To see this, suppose you substitute $\dfrac{1+\sqrt 5} 2$ for $x$ and get $0$. What would then happen if you substitute $\dfrac{1-\sqrt 5} 2$ for $x$? When you expand $x^2$ and $x^3$, then wherever $\sqrt 5$ appears, $-\sqrt 5$ would appear, and vice-versa. You won't get $0$ unless the coefficient of $\sqrt 5$ in the total ends up being $0$. If you interchange $\pm\sqrt 5$ then instead of $0$ you get $-0$, but $-0$ is $0$.
The fact that $\sqrt 5$ is irrational is essential here.
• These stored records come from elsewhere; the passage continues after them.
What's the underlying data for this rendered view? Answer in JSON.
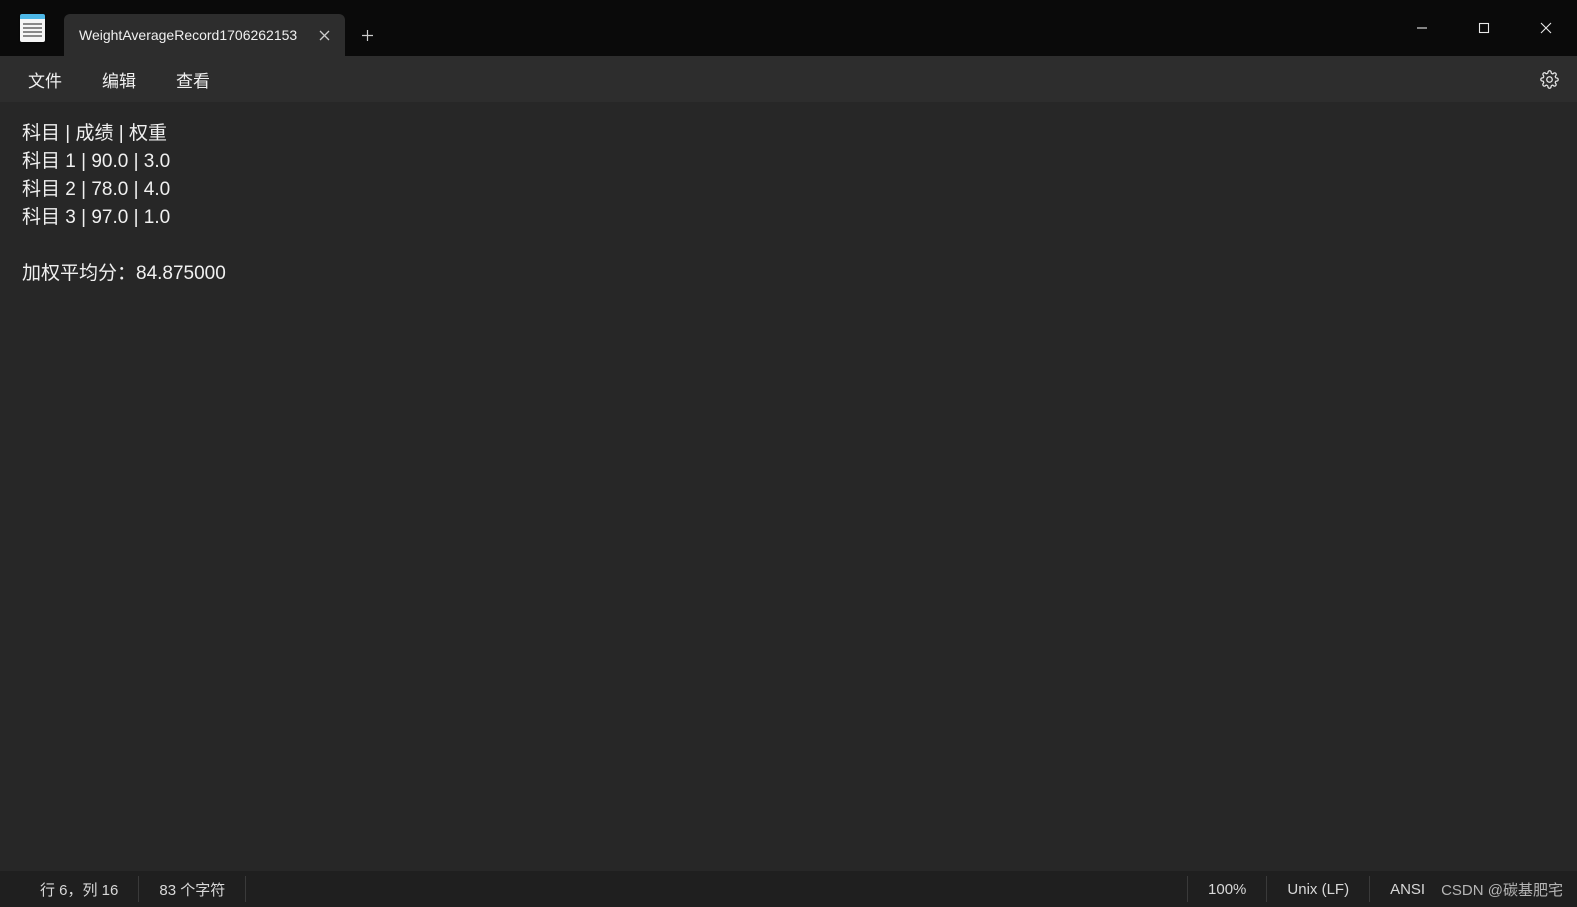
{
  "tab": {
    "title": "WeightAverageRecord1706262153"
  },
  "menu": {
    "file": "文件",
    "edit": "编辑",
    "view": "查看"
  },
  "editor": {
    "content": "科目 | 成绩 | 权重\n科目 1 | 90.0 | 3.0\n科目 2 | 78.0 | 4.0\n科目 3 | 97.0 | 1.0\n\n加权平均分：84.875000"
  },
  "status": {
    "cursor": "行 6，列 16",
    "chars": "83 个字符",
    "zoom": "100%",
    "line_ending": "Unix (LF)",
    "encoding": "ANSI"
  },
  "watermark": "CSDN @碳基肥宅"
}
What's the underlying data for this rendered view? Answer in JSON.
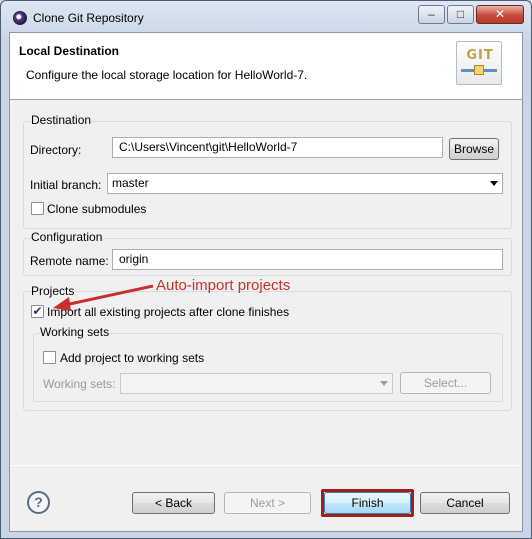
{
  "window": {
    "title": "Clone Git Repository",
    "min_glyph": "–",
    "max_glyph": "□",
    "close_glyph": "✕"
  },
  "header": {
    "title": "Local Destination",
    "description": "Configure the local storage location for HelloWorld-7.",
    "logo_text": "GIT"
  },
  "destination": {
    "group_label": "Destination",
    "directory_label": "Directory:",
    "directory_value": "C:\\Users\\Vincent\\git\\HelloWorld-7",
    "browse_label": "Browse",
    "branch_label": "Initial branch:",
    "branch_value": "master",
    "clone_submodules_label": "Clone submodules",
    "clone_submodules_checked": false
  },
  "configuration": {
    "group_label": "Configuration",
    "remote_label": "Remote name:",
    "remote_value": "origin"
  },
  "projects": {
    "group_label": "Projects",
    "import_label": "Import all existing projects after clone finishes",
    "import_checked": true,
    "import_check_glyph": "✔",
    "working_sets_group_label": "Working sets",
    "add_to_working_sets_label": "Add project to working sets",
    "add_to_working_sets_checked": false,
    "working_sets_label": "Working sets:",
    "working_sets_value": "",
    "select_label": "Select..."
  },
  "annotation": {
    "text": "Auto-import projects",
    "color": "#c9302c"
  },
  "footer": {
    "help_glyph": "?",
    "back_label": "< Back",
    "next_label": "Next >",
    "finish_label": "Finish",
    "cancel_label": "Cancel"
  },
  "colors": {
    "highlight": "#a51c1c",
    "accent": "#3399ff"
  }
}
Suppose $\sqrt 5$ were the rational number $38/17$. Then $17x-38$ would be a polynomial with integer coefficients having $\sqrt 5$ as a root. The argument in the paragraph above assumes the radical cannot vanish like that.
This is very much like the proof that if the coefficient are real and $a+bi$ is a root, where $a$ and $b$ are real, then $a-bi$ is also a root.